O protagonista do novo romance chama-se António Silva, um homem de 84 anos derrotado pela morte da mulher e que acredita tanto em Deus como no Peter Pan.
À partida, o leitor incauto poderá pensar que não lhe interessa a história de um velho triste, depositado pelos filhos no «lar da feliz idade» e que quer também ele desistir da vida por achar que ela não existe para além do amor. Mas depressa mudará de ideias: as peripécias do senhor Silva e dos companheiros também de apelido Silva que com ele contracenam ao longo das quase 300 páginas do livro (editado pela Objectiva, com a chancela Alfaguara, ISBN 9789896720162), são tão profundamente trágicas, expondo as suas fragilidades de velhos, como lúcidas e, a espaços, hilariantes mesmo.
valter hugo mãe: «Eu usei a literatura para perceber o que é que faltou ao meu pai, no que respeita aos sentimentos ou à aventura da idade e, ao mesmo tempo, através desse exercício, para efabular acerca de alguma coisa que eu não tenho a garantia de poder vir a experimentar. E por isso, fica experimentada desta forma, não factualmente mas por intensificação dos sentimentos».

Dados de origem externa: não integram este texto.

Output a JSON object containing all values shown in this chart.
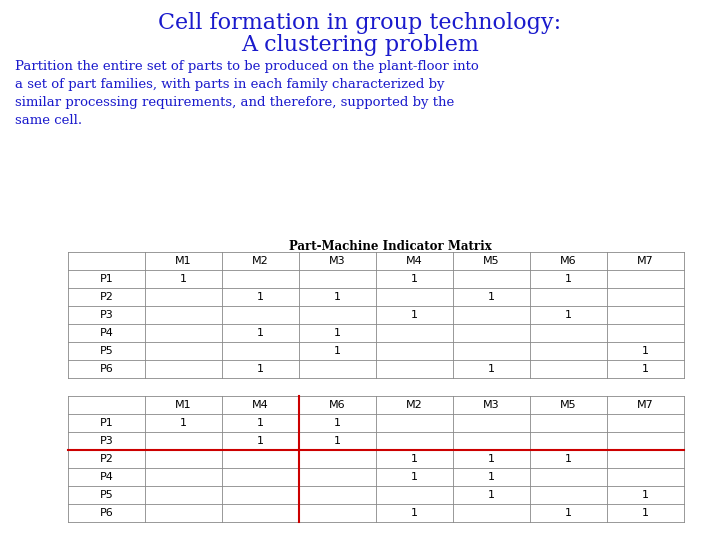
{
  "title_line1": "Cell formation in group technology:",
  "title_line2": "A clustering problem",
  "body_text": "Partition the entire set of parts to be produced on the plant-floor into\na set of part families, with parts in each family characterized by\nsimilar processing requirements, and therefore, supported by the\nsame cell.",
  "subtitle": "Part-Machine Indicator Matrix",
  "title_color": "#1a1acc",
  "body_color": "#1a1acc",
  "subtitle_color": "#000000",
  "bg_color": "#ffffff",
  "table1": {
    "col_headers": [
      "",
      "M1",
      "M2",
      "M3",
      "M4",
      "M5",
      "M6",
      "M7"
    ],
    "rows": [
      [
        "P1",
        "1",
        "",
        "",
        "1",
        "",
        "1",
        ""
      ],
      [
        "P2",
        "",
        "1",
        "1",
        "",
        "1",
        "",
        ""
      ],
      [
        "P3",
        "",
        "",
        "",
        "1",
        "",
        "1",
        ""
      ],
      [
        "P4",
        "",
        "1",
        "1",
        "",
        "",
        "",
        ""
      ],
      [
        "P5",
        "",
        "",
        "1",
        "",
        "",
        "",
        "1"
      ],
      [
        "P6",
        "",
        "1",
        "",
        "",
        "1",
        "",
        "1"
      ]
    ]
  },
  "table2": {
    "col_headers": [
      "",
      "M1",
      "M4",
      "M6",
      "M2",
      "M3",
      "M5",
      "M7"
    ],
    "rows": [
      [
        "P1",
        "1",
        "1",
        "1",
        "",
        "",
        "",
        ""
      ],
      [
        "P3",
        "",
        "1",
        "1",
        "",
        "",
        "",
        ""
      ],
      [
        "P2",
        "",
        "",
        "",
        "1",
        "1",
        "1",
        ""
      ],
      [
        "P4",
        "",
        "",
        "",
        "1",
        "1",
        "",
        ""
      ],
      [
        "P5",
        "",
        "",
        "",
        "",
        "1",
        "",
        "1"
      ],
      [
        "P6",
        "",
        "",
        "",
        "1",
        "",
        "1",
        "1"
      ]
    ],
    "divider_col": 3,
    "divider_row": 2
  }
}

Assim foram surgindo, às vezes para surpresa do autor, os companheiros do senhor Silva nesta aventura da última fase da vida, uma data de Silvas, a começar pelo Silva da Europa – o tal que defende, num dos seus discursos incendiários, que Portugal é uma máquina de fazer espanhóis, porque todos os portugueses lamentaram já uma vez ou outra o facto de serem independentes e desejaram que Espanha os reconquistasse «desta vez para sempre e para salários melhores».
Mas temos ainda o senhor Pereira (que tem o Silva lá pelo meio do nome), o Anísio (da Silva) Franco – que é uma pessoa real e que, tal, como no livro, é o curador do Museu Nacional de Arte Antiga, só que «é bastante mais novo, tem quarenta e tal anos», explicou o escritor – e o Esteves que, além de se chamar também Silva, é o Esteves sem metafísica do poema Tabacaria de Fernando Pessoa, que valter hugo mãe achou «irresistível» incluir na história.

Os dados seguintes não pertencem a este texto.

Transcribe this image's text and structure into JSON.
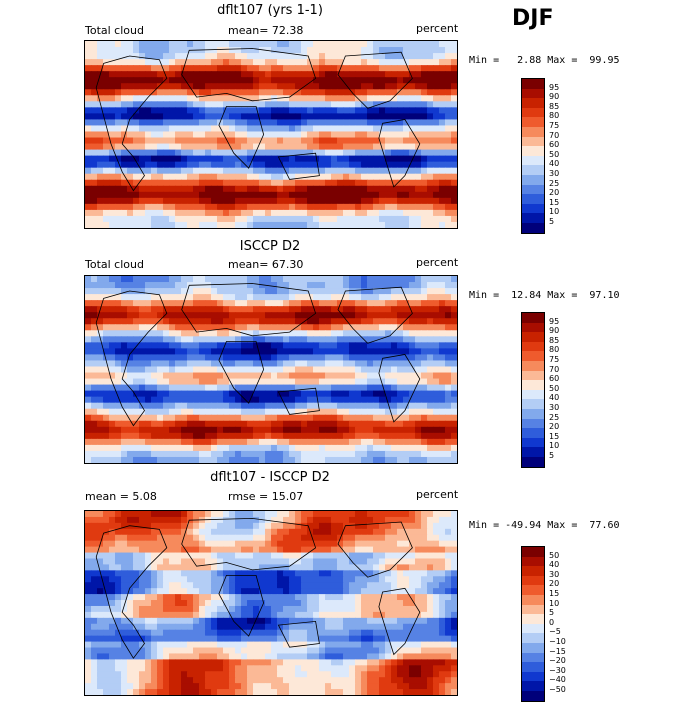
{
  "season": "DJF",
  "panels": [
    {
      "title": "dflt107 (yrs 1-1)",
      "left_label": "Total cloud",
      "center_label": "mean=  72.38",
      "right_label": "percent",
      "minmax": "Min =   2.88 Max =  99.95"
    },
    {
      "title": "ISCCP D2",
      "left_label": "Total cloud",
      "center_label": "mean=  67.30",
      "right_label": "percent",
      "minmax": "Min =  12.84 Max =  97.10"
    },
    {
      "title": "dflt107 - ISCCP D2",
      "left_label": "mean =   5.08",
      "center_label": "rmse =  15.07",
      "right_label": "percent",
      "minmax": "Min = -49.94 Max =  77.60"
    }
  ],
  "colorbars": {
    "absolute": {
      "labels": [
        "95",
        "90",
        "85",
        "80",
        "75",
        "70",
        "60",
        "50",
        "40",
        "30",
        "25",
        "20",
        "15",
        "10",
        "5"
      ],
      "colors": [
        "#7a0000",
        "#a80d00",
        "#c82200",
        "#e03a10",
        "#ef5b2d",
        "#f68a5c",
        "#fbb996",
        "#fde8d8",
        "#dce9fb",
        "#b3cdf5",
        "#82a9ec",
        "#5682e4",
        "#2f5ddb",
        "#1038cf",
        "#0016a8",
        "#00007a"
      ]
    },
    "difference": {
      "labels": [
        "50",
        "40",
        "30",
        "20",
        "15",
        "10",
        "5",
        "0",
        "−5",
        "−10",
        "−15",
        "−20",
        "−30",
        "−40",
        "−50"
      ],
      "colors": [
        "#7a0000",
        "#a80d00",
        "#c82200",
        "#e03a10",
        "#ef5b2d",
        "#f68a5c",
        "#fbb996",
        "#fde8d8",
        "#dce9fb",
        "#b3cdf5",
        "#82a9ec",
        "#5682e4",
        "#2f5ddb",
        "#1038cf",
        "#0016a8",
        "#00007a"
      ]
    }
  },
  "chart_data": [
    {
      "type": "heatmap",
      "title": "dflt107 (yrs 1-1)",
      "variable": "Total cloud",
      "units": "percent",
      "mean": 72.38,
      "min": 2.88,
      "max": 99.95,
      "levels": [
        5,
        10,
        15,
        20,
        25,
        30,
        40,
        50,
        60,
        70,
        75,
        80,
        85,
        90,
        95
      ]
    },
    {
      "type": "heatmap",
      "title": "ISCCP D2",
      "variable": "Total cloud",
      "units": "percent",
      "mean": 67.3,
      "min": 12.84,
      "max": 97.1,
      "levels": [
        5,
        10,
        15,
        20,
        25,
        30,
        40,
        50,
        60,
        70,
        75,
        80,
        85,
        90,
        95
      ]
    },
    {
      "type": "heatmap",
      "title": "dflt107 - ISCCP D2",
      "units": "percent",
      "mean": 5.08,
      "rmse": 15.07,
      "min": -49.94,
      "max": 77.6,
      "levels": [
        -50,
        -40,
        -30,
        -20,
        -15,
        -10,
        -5,
        0,
        5,
        10,
        15,
        20,
        30,
        40,
        50
      ]
    }
  ]
}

«É, são todos Silva. Eu não sou Silva, por acaso, mas somos todos um bocadinho Silva. Isso, depois, já é o delírio da ficção, que permite que generalizemos alguns tiques e que achei interessante. A generalização do nome alude à questão da igualdade e é um bocado uma provocação para que entendamos que, enquanto cidadãos, enquanto portugueses, nos devemos encarar assim, como iguais, e partir desse pressuposto para algo melhor, mas para algo melhor para todos».